Definitely agree with this. And sometimes, ‘maintenance sex’ is taking care of oneself when you know that your partner is unable to partake in the deed — and to do so in ways that don’t make it feel like you are shaming them or blaming them for your need to ‘take care of business’.

LonelyRobotTheme V2.0's avatar

There’s something quietly radical in what you’ve written, like you’ve taken a phrase that’s been sitting in the corner wearing a hair shirt and coaxed it into something warmer, more human-shaped.

I think you’re right to tug at the wiring of “maintenance sex.” The term always feels like it’s been filed under obligation, next to boiler servicing and replying to emails you don’t want to send. But what you’re describing reframes maintenance as a kind of tending, not a tax. Less “I owe this,” more “I’m keeping something alive, including myself.”

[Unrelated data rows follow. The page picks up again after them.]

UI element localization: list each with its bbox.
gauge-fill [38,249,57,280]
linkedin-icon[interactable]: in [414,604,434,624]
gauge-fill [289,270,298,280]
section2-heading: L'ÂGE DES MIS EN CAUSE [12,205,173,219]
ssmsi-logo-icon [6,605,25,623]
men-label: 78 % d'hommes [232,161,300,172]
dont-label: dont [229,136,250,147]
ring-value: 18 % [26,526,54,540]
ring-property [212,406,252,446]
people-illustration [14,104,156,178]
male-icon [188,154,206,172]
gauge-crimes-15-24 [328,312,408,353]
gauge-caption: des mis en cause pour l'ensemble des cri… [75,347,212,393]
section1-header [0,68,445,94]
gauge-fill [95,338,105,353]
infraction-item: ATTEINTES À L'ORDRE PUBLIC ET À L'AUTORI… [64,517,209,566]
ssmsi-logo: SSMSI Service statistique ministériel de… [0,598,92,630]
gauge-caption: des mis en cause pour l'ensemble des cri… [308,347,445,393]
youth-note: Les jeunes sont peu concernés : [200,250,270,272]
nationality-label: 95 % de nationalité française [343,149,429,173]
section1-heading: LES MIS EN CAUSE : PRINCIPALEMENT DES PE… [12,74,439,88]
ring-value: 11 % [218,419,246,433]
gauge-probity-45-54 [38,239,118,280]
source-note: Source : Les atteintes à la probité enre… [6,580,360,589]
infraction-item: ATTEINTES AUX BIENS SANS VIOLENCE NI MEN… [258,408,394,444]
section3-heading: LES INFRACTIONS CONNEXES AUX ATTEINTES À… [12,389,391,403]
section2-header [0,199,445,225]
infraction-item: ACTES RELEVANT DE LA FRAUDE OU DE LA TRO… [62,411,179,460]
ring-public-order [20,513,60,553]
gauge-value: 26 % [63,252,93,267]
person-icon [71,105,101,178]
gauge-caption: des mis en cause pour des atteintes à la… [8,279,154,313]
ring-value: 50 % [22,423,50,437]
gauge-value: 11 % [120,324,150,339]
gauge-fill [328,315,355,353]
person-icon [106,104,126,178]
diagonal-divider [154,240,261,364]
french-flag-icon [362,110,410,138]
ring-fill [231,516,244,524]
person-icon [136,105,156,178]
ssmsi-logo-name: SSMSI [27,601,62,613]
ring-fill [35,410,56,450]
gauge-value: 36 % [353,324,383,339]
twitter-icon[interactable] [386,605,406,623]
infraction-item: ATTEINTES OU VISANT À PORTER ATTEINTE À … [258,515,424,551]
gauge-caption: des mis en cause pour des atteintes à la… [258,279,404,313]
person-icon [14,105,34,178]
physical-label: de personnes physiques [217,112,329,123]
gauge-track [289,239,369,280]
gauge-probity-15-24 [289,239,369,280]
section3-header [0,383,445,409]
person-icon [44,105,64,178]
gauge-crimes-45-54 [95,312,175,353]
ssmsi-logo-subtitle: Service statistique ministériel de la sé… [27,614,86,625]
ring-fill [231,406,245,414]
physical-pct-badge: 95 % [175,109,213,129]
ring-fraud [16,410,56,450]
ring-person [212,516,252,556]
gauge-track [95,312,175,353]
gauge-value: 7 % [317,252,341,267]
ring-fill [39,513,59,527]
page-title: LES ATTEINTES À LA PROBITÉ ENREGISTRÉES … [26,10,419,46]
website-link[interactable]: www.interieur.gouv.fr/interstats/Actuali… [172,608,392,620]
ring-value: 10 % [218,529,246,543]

And that shift matters. Because when sex becomes something done outward, as a gesture of peacekeeping or performance, it can hollow out the very thing it’s meant to sustain. But when it loops back inward, when it includes the self as a recipient rather than just a provider, it regains texture. Appetite returns. Curiosity sneaks back in through the side door.

I also really appreciate how you let contradiction sit in the room without trying to tidy it away. The truth that caring for others can blur into neglecting yourself. That something can be routine and still be intimate. That need doesn’t always arrive dressed as desire, but that doesn’t make it less real or less worthy of attention.

The “apple a day” idea lingers in a good way. Not prescriptive, not clinical, just a reminder that nourishment isn’t always glamorous, but it is essential. And sometimes, especially when we feel least well, the things that look like chores are actually signals. Not of duty, but of depletion.

As for me, I think I’d say this: anything that turns you away from yourself over time starts to cost more than it gives, even if it began as care. So your instinct to reclaim maintenance as something reciprocal, something that includes your own aliveness, feels not just healthy but necessary.

Your last question hangs there in a way I like. Not demanding an answer, just opening a door. And maybe that’s the point. Not to resolve it neatly, but to keep asking: who is this for, really? And am I in the room when it happens?